Европейская классическая философия (Марков) - страница 61

Исходя из понятия объективности, Декарт начинает рассуждать о причинности. Если какую-либо вещь, хотя бы одну, мы признали очевидной, мы должны признать, что у вещи есть причина, которой она подкреплена, раз не подкреплена специальными доказательствами, а как бы аксиоматична для нашего ума. А это значит, что либо вещь причина самой себе, либо у нее есть какая-то другая вещь, которая ее причина. При этом причина должна быть не менее реальной или всеобщей, чем вещь-следствие, и заметим, в отличие от средневековой философии, где причина располагалась выше следствия, была всеобщим событием, определявшим частную историю вещи, в философии Декарта причина и следствие находятся на одном уровне.

Убедиться в том, что одна вещь – причина другой, мы можем просто исходя из того, что есть соответствие содержания объективной реальности формальной реальности. Например, мы можем сомневаться в существовании птиц. Но мы не усомнимся в том, что птицы формально имеют перья вне зависимости от того, существуют они или нет. Так как птицы с перьями имеют большую объективную реальность, чем птицы без перьев (мы сейчас не рассматриваем пингвинов, а продолжаем наш условный пример), то здесь содержание объективной реальности, наша способность познавать птиц с перьями, соответствует формальной реальности, иначе говоря, тому, что птица с перьями реальнее перьев с птицей.
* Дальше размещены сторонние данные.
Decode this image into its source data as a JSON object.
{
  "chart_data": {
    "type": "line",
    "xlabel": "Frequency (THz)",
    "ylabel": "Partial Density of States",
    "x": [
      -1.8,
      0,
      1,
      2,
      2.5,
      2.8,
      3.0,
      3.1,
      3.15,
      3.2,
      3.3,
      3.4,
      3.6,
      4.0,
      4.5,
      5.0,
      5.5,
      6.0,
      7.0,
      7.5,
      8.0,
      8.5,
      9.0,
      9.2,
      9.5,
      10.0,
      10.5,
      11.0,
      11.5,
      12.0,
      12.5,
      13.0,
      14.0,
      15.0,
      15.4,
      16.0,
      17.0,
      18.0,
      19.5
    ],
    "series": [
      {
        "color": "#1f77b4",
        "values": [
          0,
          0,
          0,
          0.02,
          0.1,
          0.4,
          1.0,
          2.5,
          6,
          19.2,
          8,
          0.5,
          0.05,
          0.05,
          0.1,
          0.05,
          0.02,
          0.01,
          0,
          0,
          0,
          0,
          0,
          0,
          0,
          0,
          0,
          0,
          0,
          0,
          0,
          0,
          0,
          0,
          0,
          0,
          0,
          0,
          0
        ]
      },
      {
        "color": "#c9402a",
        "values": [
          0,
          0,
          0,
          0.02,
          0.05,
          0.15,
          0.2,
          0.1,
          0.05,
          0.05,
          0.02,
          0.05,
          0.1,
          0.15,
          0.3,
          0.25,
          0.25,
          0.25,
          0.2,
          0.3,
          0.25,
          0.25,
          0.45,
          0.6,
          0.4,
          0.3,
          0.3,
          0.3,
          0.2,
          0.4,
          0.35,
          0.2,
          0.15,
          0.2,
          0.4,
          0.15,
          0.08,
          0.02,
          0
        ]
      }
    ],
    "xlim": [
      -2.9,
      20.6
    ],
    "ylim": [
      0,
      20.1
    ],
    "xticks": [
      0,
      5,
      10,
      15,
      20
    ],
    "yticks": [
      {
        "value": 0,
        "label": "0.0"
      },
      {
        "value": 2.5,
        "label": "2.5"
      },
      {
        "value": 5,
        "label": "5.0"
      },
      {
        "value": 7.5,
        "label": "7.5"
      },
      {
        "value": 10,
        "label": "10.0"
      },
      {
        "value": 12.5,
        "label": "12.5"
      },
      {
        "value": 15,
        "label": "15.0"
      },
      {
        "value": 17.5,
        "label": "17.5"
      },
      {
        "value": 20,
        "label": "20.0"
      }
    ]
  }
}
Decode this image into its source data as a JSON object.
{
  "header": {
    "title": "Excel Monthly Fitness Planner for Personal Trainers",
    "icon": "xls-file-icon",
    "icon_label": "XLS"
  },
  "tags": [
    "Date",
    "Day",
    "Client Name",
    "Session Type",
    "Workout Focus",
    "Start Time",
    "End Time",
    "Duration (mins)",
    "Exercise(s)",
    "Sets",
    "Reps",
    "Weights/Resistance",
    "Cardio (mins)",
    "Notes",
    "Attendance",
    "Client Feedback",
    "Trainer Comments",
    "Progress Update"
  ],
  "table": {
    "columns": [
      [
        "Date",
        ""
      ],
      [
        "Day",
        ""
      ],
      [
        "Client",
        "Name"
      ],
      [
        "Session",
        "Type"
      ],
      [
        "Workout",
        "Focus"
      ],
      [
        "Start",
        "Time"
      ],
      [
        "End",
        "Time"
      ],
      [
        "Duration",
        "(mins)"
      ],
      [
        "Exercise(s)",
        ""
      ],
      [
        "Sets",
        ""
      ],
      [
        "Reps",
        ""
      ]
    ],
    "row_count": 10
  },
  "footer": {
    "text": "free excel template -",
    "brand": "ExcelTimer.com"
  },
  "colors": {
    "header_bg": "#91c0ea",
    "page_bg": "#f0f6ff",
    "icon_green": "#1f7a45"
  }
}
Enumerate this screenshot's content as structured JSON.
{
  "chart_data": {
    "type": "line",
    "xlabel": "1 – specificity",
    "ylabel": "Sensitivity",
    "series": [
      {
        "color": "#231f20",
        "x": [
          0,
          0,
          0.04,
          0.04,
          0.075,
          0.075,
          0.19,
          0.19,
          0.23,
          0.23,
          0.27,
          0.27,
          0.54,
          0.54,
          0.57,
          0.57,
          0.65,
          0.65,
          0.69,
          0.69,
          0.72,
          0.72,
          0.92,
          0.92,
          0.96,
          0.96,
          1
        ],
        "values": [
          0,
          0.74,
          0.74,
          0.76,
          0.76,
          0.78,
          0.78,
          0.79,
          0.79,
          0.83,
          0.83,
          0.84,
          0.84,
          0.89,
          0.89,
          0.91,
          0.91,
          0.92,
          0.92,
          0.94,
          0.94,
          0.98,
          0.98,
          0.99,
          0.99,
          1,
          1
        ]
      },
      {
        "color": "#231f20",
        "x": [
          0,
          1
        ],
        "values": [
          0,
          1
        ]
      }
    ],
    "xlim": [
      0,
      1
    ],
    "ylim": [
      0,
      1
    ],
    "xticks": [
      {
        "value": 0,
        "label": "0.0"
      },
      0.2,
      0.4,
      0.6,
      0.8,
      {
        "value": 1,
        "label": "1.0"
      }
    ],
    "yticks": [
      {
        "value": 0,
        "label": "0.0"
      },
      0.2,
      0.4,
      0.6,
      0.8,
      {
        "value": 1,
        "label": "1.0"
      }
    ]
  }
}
Именно из этого рассуждения выводится бытие Бога. Если я могу представить себе совершенство хотя бы потому, что знаю, что оно лучше отдельных вещей, то я должен представить себе и Бога как причину этого совершенства. И даже если любая совершенная вещь будет воображаемой, то Бог воображаемым не будет, так как он окажется и причиной вещей, и причиной нашей способности воображать совершенство.

Эту способность воображения как, по сути дела, способность интеллектуального моделирования Декарт раскрыл в трактате «Человек», в котором формирование и воспитание нашей чувственности выводится из парадоксальности нашего физического и даже физиологического положения в мире. Мы, существа телесные и интеллектуальные, всякий раз видим кипение стихий, столкновение различных принципов в окружающей нас природе и вдруг открываем, что те же самые масштабные сражения происходят и в нас самих.
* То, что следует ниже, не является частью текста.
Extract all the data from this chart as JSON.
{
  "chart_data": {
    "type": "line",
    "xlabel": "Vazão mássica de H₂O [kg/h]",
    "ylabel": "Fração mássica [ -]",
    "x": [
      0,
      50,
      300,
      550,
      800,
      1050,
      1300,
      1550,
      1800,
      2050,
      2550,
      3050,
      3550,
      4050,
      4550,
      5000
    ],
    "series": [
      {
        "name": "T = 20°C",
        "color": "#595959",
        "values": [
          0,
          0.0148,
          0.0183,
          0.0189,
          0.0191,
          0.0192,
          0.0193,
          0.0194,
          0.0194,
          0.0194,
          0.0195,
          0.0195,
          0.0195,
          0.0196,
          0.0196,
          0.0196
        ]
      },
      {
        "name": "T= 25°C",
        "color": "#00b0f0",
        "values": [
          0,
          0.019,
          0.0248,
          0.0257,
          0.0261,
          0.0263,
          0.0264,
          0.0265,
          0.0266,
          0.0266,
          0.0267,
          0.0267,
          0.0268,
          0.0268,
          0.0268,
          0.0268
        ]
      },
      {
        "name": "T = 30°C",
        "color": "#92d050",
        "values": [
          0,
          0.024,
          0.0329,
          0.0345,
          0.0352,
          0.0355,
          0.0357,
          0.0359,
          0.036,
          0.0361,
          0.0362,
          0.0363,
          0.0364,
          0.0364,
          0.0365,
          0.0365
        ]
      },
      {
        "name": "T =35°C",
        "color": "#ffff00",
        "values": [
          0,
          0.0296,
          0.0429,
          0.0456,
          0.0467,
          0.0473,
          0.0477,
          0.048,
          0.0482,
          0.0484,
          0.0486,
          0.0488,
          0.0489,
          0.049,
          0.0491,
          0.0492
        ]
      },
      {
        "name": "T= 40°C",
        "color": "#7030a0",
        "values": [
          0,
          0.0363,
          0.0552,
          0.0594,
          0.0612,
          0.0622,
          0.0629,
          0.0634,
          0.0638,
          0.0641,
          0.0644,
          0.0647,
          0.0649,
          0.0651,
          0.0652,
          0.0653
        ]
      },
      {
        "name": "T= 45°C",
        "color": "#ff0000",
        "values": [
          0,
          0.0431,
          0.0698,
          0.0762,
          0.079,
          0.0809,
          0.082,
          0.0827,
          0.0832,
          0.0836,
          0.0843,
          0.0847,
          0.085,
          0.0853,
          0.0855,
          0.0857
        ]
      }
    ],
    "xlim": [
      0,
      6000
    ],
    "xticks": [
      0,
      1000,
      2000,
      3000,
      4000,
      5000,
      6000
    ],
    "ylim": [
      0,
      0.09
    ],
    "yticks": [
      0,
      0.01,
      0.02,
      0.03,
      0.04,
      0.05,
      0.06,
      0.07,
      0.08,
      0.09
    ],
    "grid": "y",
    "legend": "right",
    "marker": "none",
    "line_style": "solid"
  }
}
Скажем, мы узнаём, что как сено сушится при сжатии благодаря теплу, так же точно теплом от пищи подпитывается организм. Декарт вовсе не довольствовался бы приглаженностью простых связей, но он нашел яркие лейблы, поразительные понятия, которые и должны бить в самую сердцевину природных явлений. Конечно, Декарт живет уже в мире экспериментов, в мире, где изготовление автомата – самый быстрый способ прийти из точки А в точку Б при понимании всего состава мира. Но как только Декарт начинает говорить об устройстве органов чувств, мы сразу попадаем в мир напряженного диалога с самой вещественной реальностью.